Friday, April 7, 2023

Gospel Reflection John 18:1—19:42

Today’s Gospel reading is St. John’s account of the Passion. The modern vernacular typically renders ‘passion’ as “a strong desire” or “barely controllable emotion.” We tend to think a person is passionate about something (or someone) if they think about it all the time, devote significant time to pursuing it, or cannot speak about it without sounding excited or anxious. Passion borders on obsession, or so the idea usually goes in common parlance. This is certainly a sad state of affairs, if for no other reason than it obscures the meaning behind the words describing - to the extent words are able - the suffering of Jesus Christ. 

Passion comes to us from the Latin passio, from pati, which means ‘to suffer’. To suffer is to be acted upon by an outside agent. Think for a moment about where we got our word ‘compassion’, one that is often used in the proper historical context, which to suffer alongside. It is a valued trait in our day, and we are indeed encouraged by some of the powers that be to have ‘compassion’ for various things or people. Sometimes this encouragement comes at the tip of the sword. Yet, the roots underlying passion remain safely obscured from any connection to Jesus. 

The great irony here is that without the passion of Christ, we would not have any true paradigm of compassion. It would remain an abstraction, like a geometry theorem with no numbers given to measure or quantify. The reason is that we see in Jesus a truly innocent man brutally killed and mocked, in front of His mother and friends. We see the gravest injustice. We are compassionate because we place ourselves in the sandals of Jesus, albeit for a microsecond, and shudder at the thought of being so treated. And for what? For loving people. For healing the sick. For bringing a message of salvation and God’s Kingdom. In the case of Jesus, we know that He deserved not even one cross look from a Roman soldier, let alone a gnarled fist driving into His jaw. 

Jesus brings suffering - passion - to the most brutally cold, concrete reality. It smacks us in the face, even as we read the account so many years after the fact. Most people cannot read about Christ’s Passion and not feel anything. Perhaps it is shock. Maybe revulsion. Maybe some feeling of historical triumphalism, where the smugness of ‘us moderns not being like those ancient barbarians’ creeps into the fold. Surely we are not as brutal as the Romans, are we? We can revisit that another day. Reading through St. John we place ourselves with and alongside Jesus and it feels...terrible. 

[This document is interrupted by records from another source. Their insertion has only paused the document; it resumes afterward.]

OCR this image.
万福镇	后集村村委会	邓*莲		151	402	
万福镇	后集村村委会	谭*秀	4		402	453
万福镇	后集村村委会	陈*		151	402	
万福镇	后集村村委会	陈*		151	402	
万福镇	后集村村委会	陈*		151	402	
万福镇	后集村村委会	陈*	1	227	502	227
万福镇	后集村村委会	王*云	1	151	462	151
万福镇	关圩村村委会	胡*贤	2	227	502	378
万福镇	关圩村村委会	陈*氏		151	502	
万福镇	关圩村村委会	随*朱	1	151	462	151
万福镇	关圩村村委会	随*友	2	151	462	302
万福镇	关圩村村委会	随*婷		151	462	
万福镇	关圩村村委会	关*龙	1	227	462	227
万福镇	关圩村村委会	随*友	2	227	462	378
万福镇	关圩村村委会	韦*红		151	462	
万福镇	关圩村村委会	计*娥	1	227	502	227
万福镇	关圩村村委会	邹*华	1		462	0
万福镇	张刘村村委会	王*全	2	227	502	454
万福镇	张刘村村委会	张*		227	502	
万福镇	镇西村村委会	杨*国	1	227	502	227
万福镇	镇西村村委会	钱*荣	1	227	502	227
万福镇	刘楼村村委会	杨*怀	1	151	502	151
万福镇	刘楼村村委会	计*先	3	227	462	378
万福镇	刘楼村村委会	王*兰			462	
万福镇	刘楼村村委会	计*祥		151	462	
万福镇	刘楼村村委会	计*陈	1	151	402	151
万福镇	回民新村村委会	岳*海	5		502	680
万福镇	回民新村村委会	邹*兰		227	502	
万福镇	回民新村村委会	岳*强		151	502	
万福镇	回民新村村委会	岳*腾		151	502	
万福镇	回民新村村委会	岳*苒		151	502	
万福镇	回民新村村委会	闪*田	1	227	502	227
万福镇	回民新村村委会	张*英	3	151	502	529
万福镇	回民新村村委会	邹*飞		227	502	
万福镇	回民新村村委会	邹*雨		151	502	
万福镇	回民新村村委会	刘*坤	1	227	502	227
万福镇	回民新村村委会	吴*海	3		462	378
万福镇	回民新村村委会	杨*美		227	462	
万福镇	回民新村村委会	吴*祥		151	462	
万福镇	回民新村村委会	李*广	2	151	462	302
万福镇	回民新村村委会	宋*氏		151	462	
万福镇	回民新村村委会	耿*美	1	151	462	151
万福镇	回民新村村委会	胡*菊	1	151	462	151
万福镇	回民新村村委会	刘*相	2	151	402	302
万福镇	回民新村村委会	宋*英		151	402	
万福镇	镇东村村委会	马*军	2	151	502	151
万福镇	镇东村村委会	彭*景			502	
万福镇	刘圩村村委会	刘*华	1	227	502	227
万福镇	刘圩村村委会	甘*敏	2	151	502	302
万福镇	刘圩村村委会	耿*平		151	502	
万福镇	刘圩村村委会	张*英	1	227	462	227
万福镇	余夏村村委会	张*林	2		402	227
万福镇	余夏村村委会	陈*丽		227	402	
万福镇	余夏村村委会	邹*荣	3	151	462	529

So, in a peculiar way, our reading of Christ’s Passion brings about compassion in us. As Christians, we should embrace this as much as we can. The reason Christ suffered was for us. That terribly uncomfortable feeling arises from our conscience, that aboriginal vicar of the soul, subtly reminding us that our sins placed Jesus on the whipping post and the Cross. We feel for the innocent victim that we are responsible for victimizing. Alas, the fruit of our transgressions has yielded the crown of thorns embedded into Jesus’ skull. The contradiction of our rebellion comes into the hazy field of vision. 

It was not merely the physical Passion that Christ endured for us. He suffers emotionally Abandoned by almost all of His friends and family members. Mocked and derided by His countrymen. Tormented by those to which He had done so much good. Killed as an enemy of Israel and Rome. Knowing that He could have stopped it any time and taken the swiftest vengeance on his torturers. 

The Cross was an instrument of torture invented by rational creatures that had no business doing so. The entire disordered scene inflicts nausea because we know that it need not have been so. Things should have been different. The world should not be such a place where crucifixions happen. It ought not to be a place where the innocent suffer. It should not be a place where children are sick, where people are murdered or slandered. Yet, all of these injustices have their root in rebellion. The innocent Passion of Christ lays a divine axe to that root. In His Passion, He hacks to pieces death and decay. He bears our iniquity, as the ancient prophet says. By His stripes - by His Passion - we are healed. Glory to God.